A couple of observations here: First, I want to thank Yo la Tango for giving us a perfect example of the completely, totally dishonest mantras and slogans used by the proaborts to justify elective abortions. Since Yo la is intelligent enough to post here, there is no reason to suspect that s/he doesn’t know that unborn babies are alive, unless they have died in the womb. Thanks, Yo la!
Second, I want to thank Doug for all his contributions to the thread. Not that I agree with any of them, but in sheer numbers he has contributed a lot. Thanks, Doug.
“She then said that because science now confirms the humanity of the unborn, destroying it would be murder.”
Bobby, the first part is “science” the second part is “opiion.”
opinion.
the unborn child is an innocent bystander — does every baby that’s conceived “At the wrong time” deserve to be aborted?
This common law discussion brings to mind the idea of a “common-law wife”. If a man and woman were living together long enough, they were considered married. That’s how it used to be, anyways. Does this still hold true in the courts?
Janet, it varies by state. In states that recognize common law marriages, it requires more than living together for a length of time, you actually have to hold yourself out as married to the world.
since there were no abortion laws written until 1820 in the US, what law were we following up til then? Wasn’t it common law?
MK, we followed it until 1829 in NY and later in the other states, from what I’ve seen.
Thanks, Doug.
Doyle, you’re welcome, and right back atcha. You’re a unique presence here.
Liz: does every baby that’s conceived “At the wrong time” deserve to be aborted?
No, and if you find somebody that thinks there is “deserving” to be aborted, then you do have somebody who is actually “pro-abortion.”
It’s not a matter of “deserving” or not like that, from a Pro-Choice perspective.

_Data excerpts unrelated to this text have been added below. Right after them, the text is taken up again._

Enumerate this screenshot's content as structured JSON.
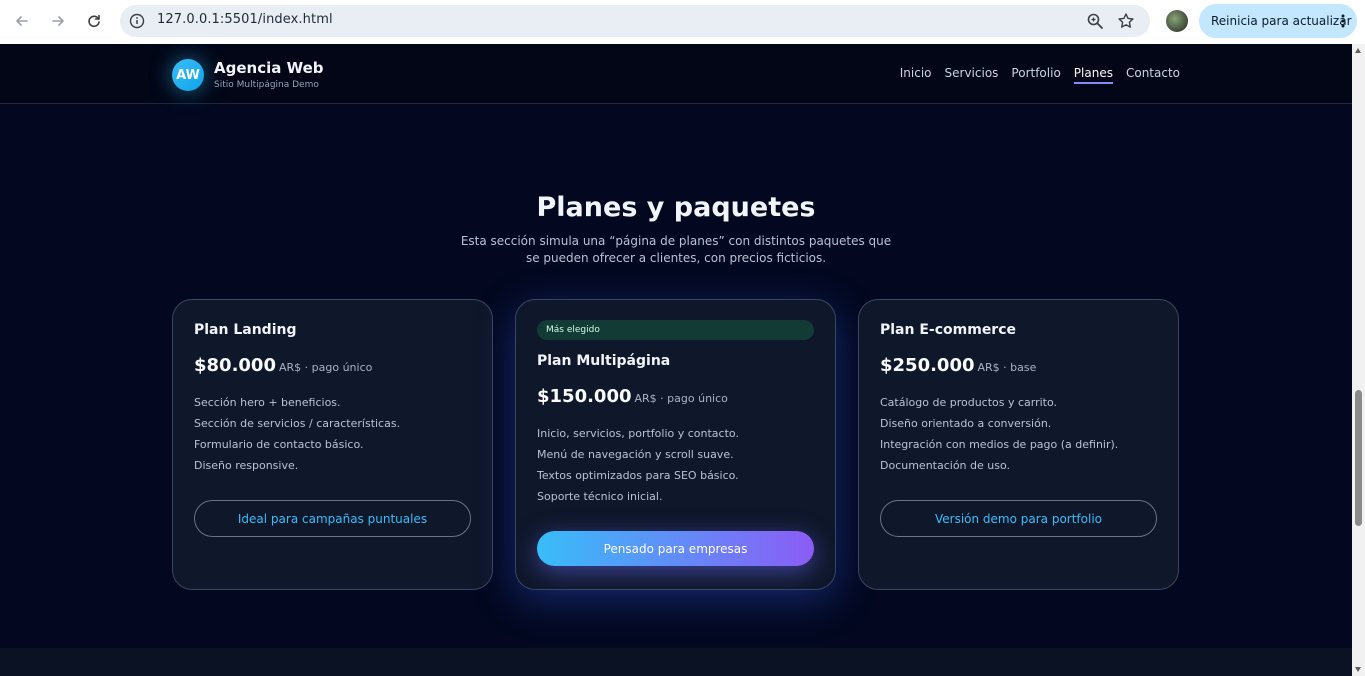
{
  "browser": {
    "url": "127.0.0.1:5501/index.html",
    "update_label": "Reinicia para actualizar"
  },
  "site": {
    "logo_initials": "AW",
    "brand_title": "Agencia Web",
    "brand_subtitle": "Sitio Multipágina Demo",
    "nav": [
      {
        "label": "Inicio",
        "active": false
      },
      {
        "label": "Servicios",
        "active": false
      },
      {
        "label": "Portfolio",
        "active": false
      },
      {
        "label": "Planes",
        "active": true
      },
      {
        "label": "Contacto",
        "active": false
      }
    ]
  },
  "section": {
    "title": "Planes y paquetes",
    "description": "Esta sección simula una “página de planes” con distintos paquetes que se pueden ofrecer a clientes, con precios ficticios."
  },
  "plans": [
    {
      "name": "Plan Landing",
      "price": "$80.000",
      "price_note": "AR$ · pago único",
      "features": [
        "Sección hero + beneficios.",
        "Sección de servicios / características.",
        "Formulario de contacto básico.",
        "Diseño responsive."
      ],
      "cta": "Ideal para campañas puntuales"
    },
    {
      "badge": "Más elegido",
      "name": "Plan Multipágina",
      "price": "$150.000",
      "price_note": "AR$ · pago único",
      "features": [
        "Inicio, servicios, portfolio y contacto.",
        "Menú de navegación y scroll suave.",
        "Textos optimizados para SEO básico.",
        "Soporte técnico inicial."
      ],
      "cta": "Pensado para empresas"
    },
    {
      "name": "Plan E-commerce",
      "price": "$250.000",
      "price_note": "AR$ · base",
      "features": [
        "Catálogo de productos y carrito.",
        "Diseño orientado a conversión.",
        "Integración con medios de pago (a definir).",
        "Documentación de uso."
      ],
      "cta": "Versión demo para portfolio"
    }
  ],
  "colors": {
    "accent_blue": "#38bdf8",
    "accent_purple": "#8b5cf6",
    "background": "#030820"
  }
}
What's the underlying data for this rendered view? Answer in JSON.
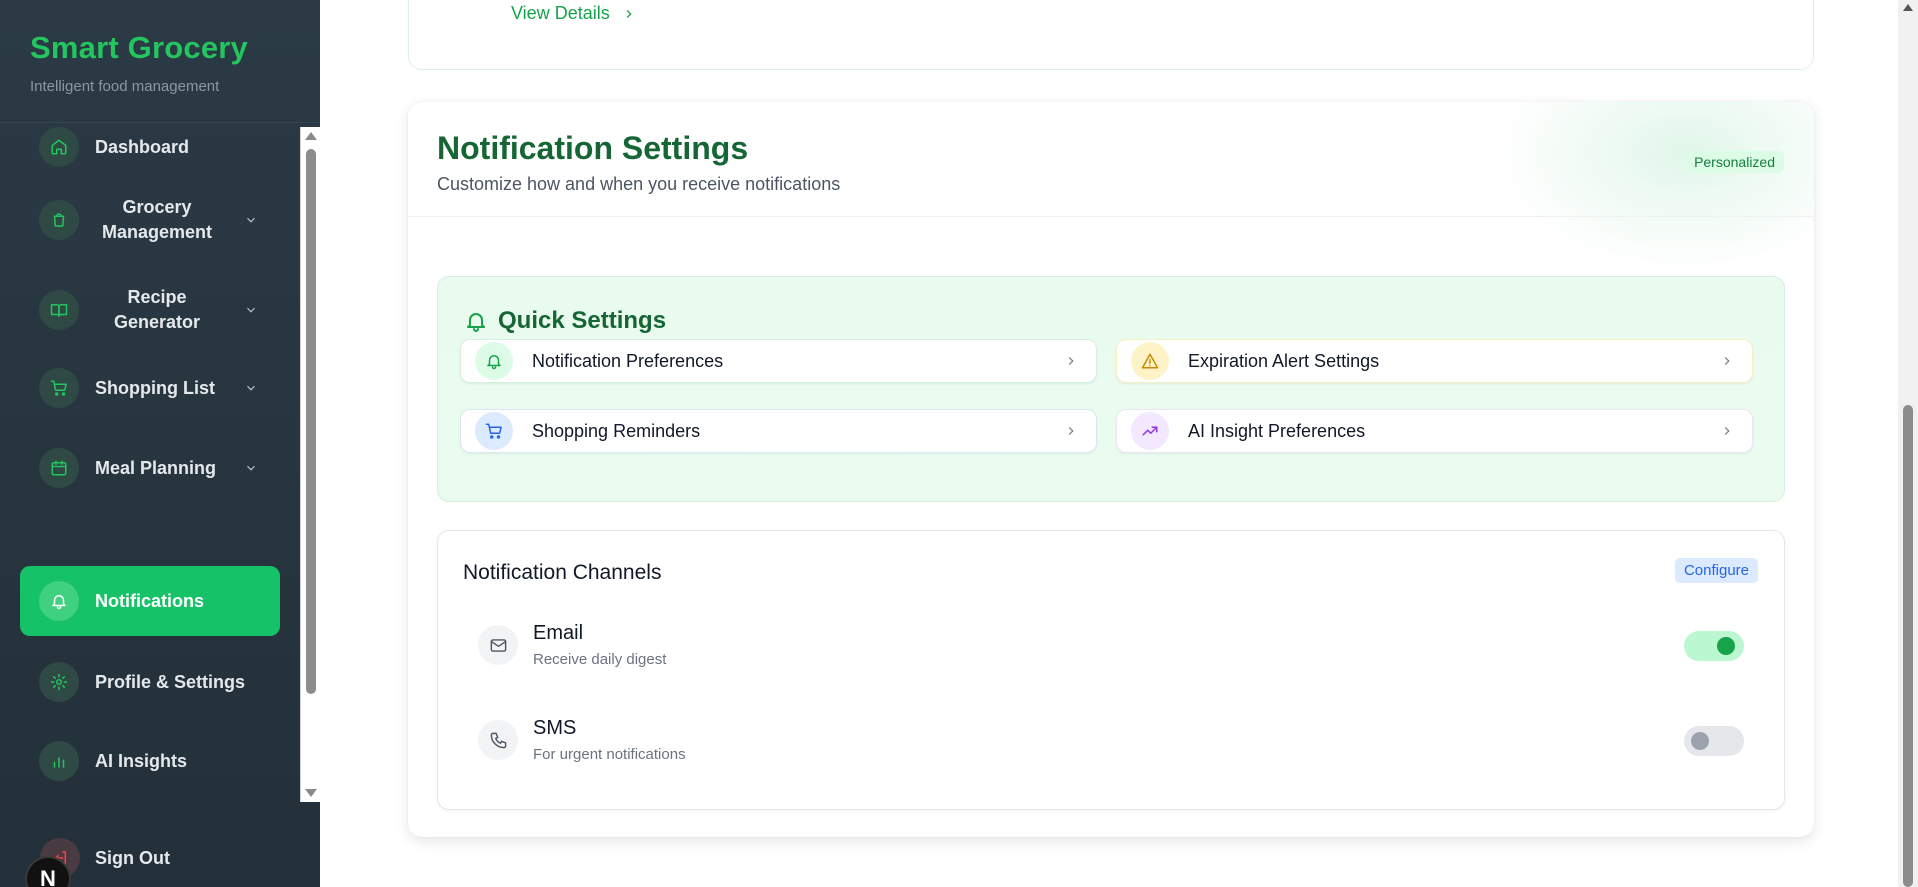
{
  "sidebar": {
    "brand_title": "Smart Grocery",
    "brand_subtitle": "Intelligent food management",
    "items": [
      {
        "label": "Dashboard",
        "icon": "home-icon"
      },
      {
        "label": "Grocery Management",
        "icon": "shopping-bag-icon",
        "expandable": true
      },
      {
        "label": "Recipe Generator",
        "icon": "book-icon",
        "expandable": true
      },
      {
        "label": "Shopping List",
        "icon": "cart-icon",
        "expandable": true
      },
      {
        "label": "Meal Planning",
        "icon": "calendar-icon",
        "expandable": true
      },
      {
        "label": "Notifications",
        "icon": "bell-icon",
        "active": true
      },
      {
        "label": "Profile & Settings",
        "icon": "gear-icon"
      },
      {
        "label": "AI Insights",
        "icon": "bar-chart-icon"
      }
    ],
    "sign_out": "Sign Out",
    "dev_badge": "N"
  },
  "top_card": {
    "link": "View Details"
  },
  "notification_settings": {
    "title": "Notification Settings",
    "subtitle": "Customize how and when you receive notifications",
    "badge": "Personalized"
  },
  "quick_settings": {
    "title": "Quick Settings",
    "items": [
      {
        "label": "Notification Preferences",
        "icon": "bell-icon",
        "accent": "#16a34a",
        "bg": "#dcfce7"
      },
      {
        "label": "Expiration Alert Settings",
        "icon": "warning-icon",
        "accent": "#ca8a04",
        "bg": "#fef3c7"
      },
      {
        "label": "Shopping Reminders",
        "icon": "cart-icon",
        "accent": "#2563eb",
        "bg": "#dbeafe"
      },
      {
        "label": "AI Insight Preferences",
        "icon": "trending-up-icon",
        "accent": "#9333ea",
        "bg": "#f3e8ff"
      }
    ]
  },
  "channels": {
    "title": "Notification Channels",
    "badge": "Configure",
    "items": [
      {
        "name": "Email",
        "description": "Receive daily digest",
        "icon": "mail-icon",
        "enabled": true
      },
      {
        "name": "SMS",
        "description": "For urgent notifications",
        "icon": "phone-icon",
        "enabled": false
      }
    ]
  },
  "colors": {
    "brand": "#22c55e",
    "active_nav": "#16c267",
    "heading": "#166534"
  }
}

It’s up to the woman.
Janet, it varies by state. In states that recognize common law marriages, it requires more than living together for a length of time, you actually have to hold yourself out as married to the world.
Posted by: Hal at October 6, 2008 3:27 PM
How so? Like having children together? life insurance beneficiaries… a common household…. common bank accounts….anything else come to mind? Just curious.
Doug,
MK, we followed it until 1829 in NY and later in the other states, from what I’ve seen.
Well that would mean that from 1803 on, abortion was illegal at all times. A felony after quickening/a misdemeanor before…
So 205 years stands.
“MK, we followed it until 1829 in NY and later in the other states, from what I’ve seen.”
Well that would mean that from 1803 on, abortion was illegal at all times. A felony after quickening/a misdemeanor before.
So 205 years stands.
Oh my goodness, MK.
No, it means that in New York, it was illegal for 141 years. Under common law, abortion was not “illegal at all times.”
For other states, it would have been illegal from the time they set down their own statute making it illegal until they either rescinded it, or to when Roe was decided, and from what I’ve seen that may be as little as 93 years.
Yo La Tango, if it’s not alive, removing it isn’t an abortion.
Posted by: Christina at October 5, 2008 8:05 PM
My point exactly – its a harmless medical procedure.
But if it is alive, removing it is an abortion. Then it is a harmful medical procedure.
I.e., induced abortion is a harmful medical procedure.
An abortion is supposed to end a pregnancy, and that’s what it does. Jon, you being in favor of it or not does not alter that.
I was following Yo La Tango’s logic.